Por: Estrela de Rubi
Olá pessoal! Este é
o meu terceiro artigo aqui. Para mim é uma honra ajudar a enriquecer este blog,
que tem vindo a ser um grande apoio a quem pretende iniciar-se na longa
caminhada de escrever uma história.
Mas deixemos de
lamechices e passemos ao que interessa, né?
Este artigo é um
complemento ao da NamelessChick, que
elaborou um post sobre o tema “Como escrever um bom enredo policial”. Nas
próximas linhas irei expor as vinte regras criadas por S. Van Dine, um escritor
de grande renome na literatura policial norte-americana dos anos 20 e 30.
Para S. Van Dine,
um enredo policial é uma espécie de jogo intelectual. O autor deve jogar de uma
forma justa com o leitor. Não pode recorrer a truques e a enganos e continuar a
manter a sua honestidade como se estivesse a fazer trapaça num jogo de cartas.

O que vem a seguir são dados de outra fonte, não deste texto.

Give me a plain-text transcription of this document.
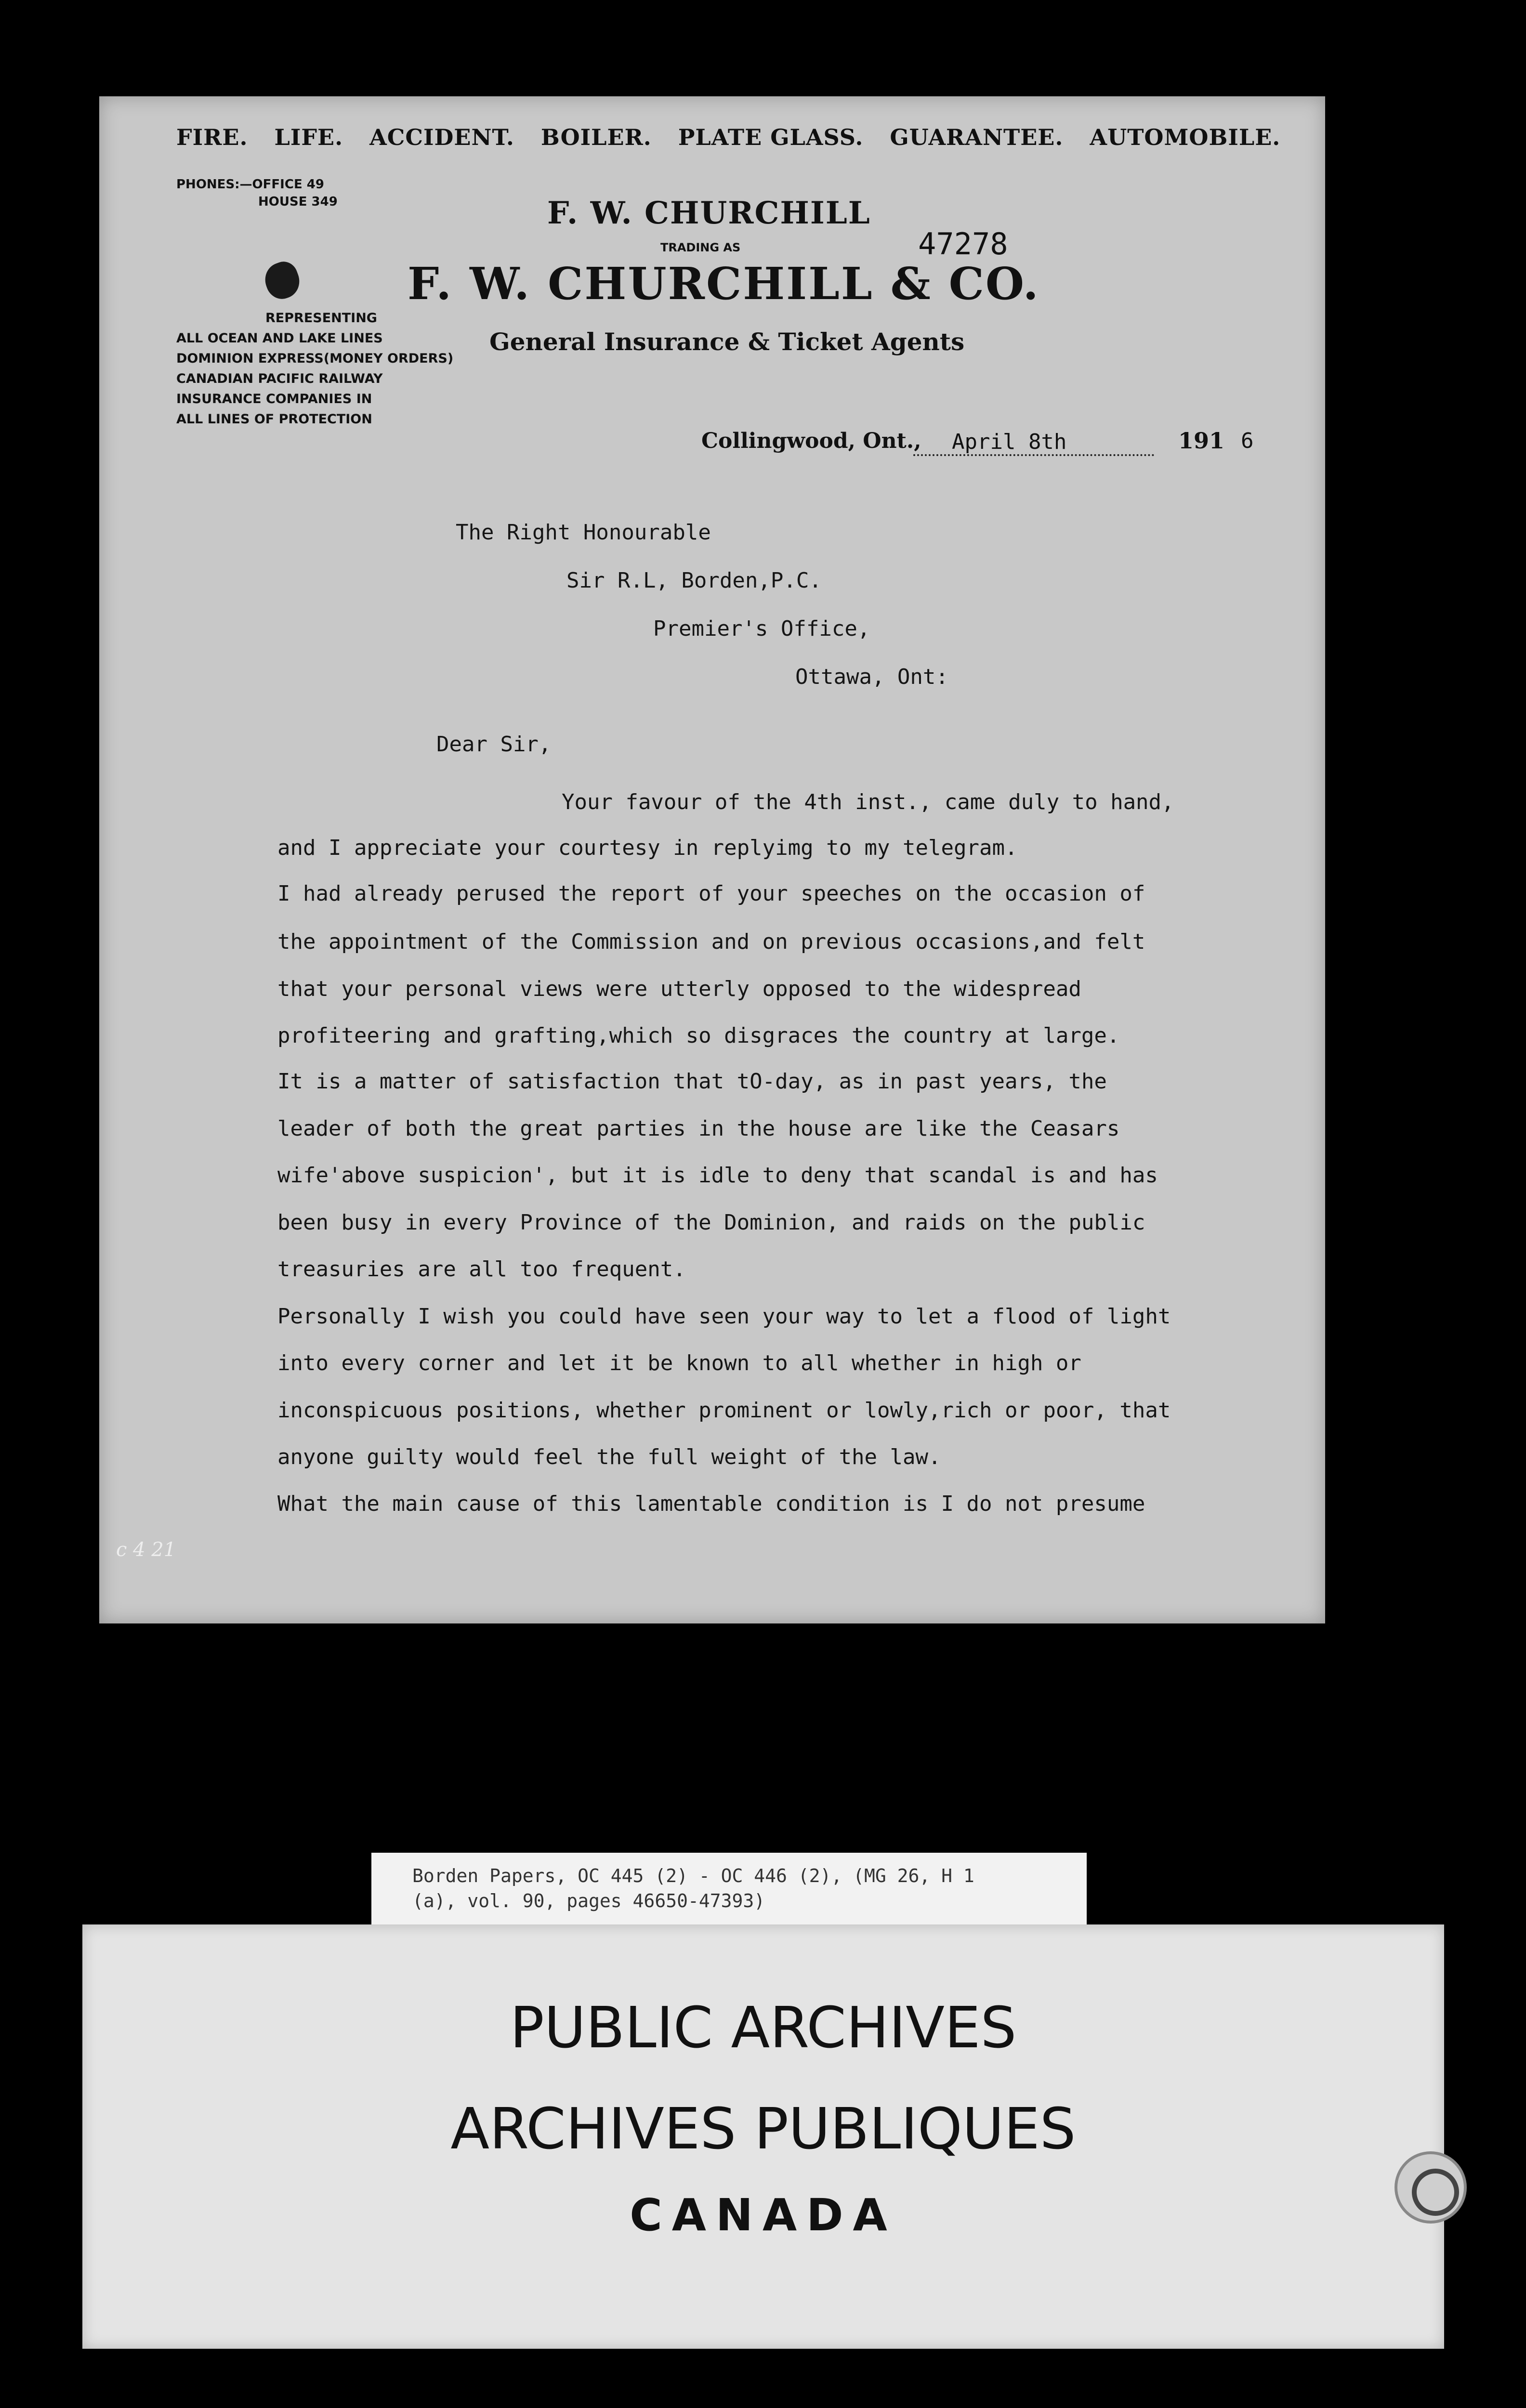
FIRE. LIFE. ACCIDENT. BOILER. PLATE GLASS. GUARANTEE. AUTOMOBILE.
PHONES:—OFFICE 49
HOUSE 349	F. W. CHURCHILL
TRADING AS	47278
F. W. CHURCHILL & CO.
General Insurance & Ticket Agents
REPRESENTING
ALL OCEAN AND LAKE LINES
DOMINION EXPRESS(MONEY ORDERS)
CANADIAN PACIFIC RAILWAY
INSURANCE COMPANIES IN
ALL LINES OF PROTECTION
Collingwood, Ont.,	April 8th	191 6
The Right Honourable
Sir R.L, Borden,P.C.
Premier's Office,
Ottawa, Ont:
Dear Sir,
Your favour of the 4th inst., came duly to hand,
and I appreciate your courtesy in replyimg to my telegram.
I had already perused the report of your speeches on the occasion of
the appointment of the Commission and on previous occasions,and felt
that your personal views were utterly opposed to the widespread
profiteering and grafting,which so disgraces the country at large.
It is a matter of satisfaction that tO-day, as in past years, the
leader of both the great parties in the house are like the Ceasars
wife'above suspicion', but it is idle to deny that scandal is and has
been busy in every Province of the Dominion, and raids on the public
treasuries are all too frequent.
Personally I wish you could have seen your way to let a flood of light
into every corner and let it be known to all whether in high or
inconspicuous positions, whether prominent or lowly,rich or poor, that
anyone guilty would feel the full weight of the law.
What the main cause of this lamentable condition is I do not presume
c 4 21
Borden Papers, OC 445 (2) - OC 446 (2), (MG 26, H 1
(a), vol. 90, pages 46650-47393)
PUBLIC ARCHIVES
ARCHIVES PUBLIQUES
CANADA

Deve ser mais sagaz que o leitor e manter o interesse dele através de uma
ingenuidade pura. Ao escrever-se uma história policial há leis muito definidas
– não escritas, talvez, mas nenhuma delas menos obrigatória; e todos os
criadores de ficção policial que se auto-respeitem devem observá-las fielmente.
Eis, então, uma
espécie de “Credo” de Van Dine, baseado na sua prática como escritor de
histórias policiais:
1- “O leitor deve ter as mesmas oportunidades que o detetive
em resolver o mistério.”
Todas as pistas
devem ser claramente referidas e descritas.
2- “Não se deve jogar com nenhum truque ou engano
voluntário, para além daqueles desempenhados legitimamente pelo próprio
criminoso ou detetive.”
3- “Não deve haver interesses amorosos na história.”
Introduzir o amor é
misturar uma experiência puramente intelectual com sentimentos irrelevantes. O assunto
em mão é levar o criminoso à barra da justiça, não levar um casal de
apaixonados ao altar do matrimônio.
4- “O próprio detetive, como um dos investigadores oficiais,
nunca deve ser o culpado.”
Esse é um truque
sujo, equivalente a trocar ouro por prata.
5- “O culpado deve ser descoberto pela dedução lógica”
Não deve ser pelo
acaso, pela coincidência ou por uma confissão imotivada. Resolver um problema
policial assim é o mesmo que enviar o leitor caçar gansos selvagens e
dizer-lhe, depois de haver falhado, que durante todo o tempo tínhamos conosco o
objeto da sua procura. Um autor assim não passa de um charlatão barato.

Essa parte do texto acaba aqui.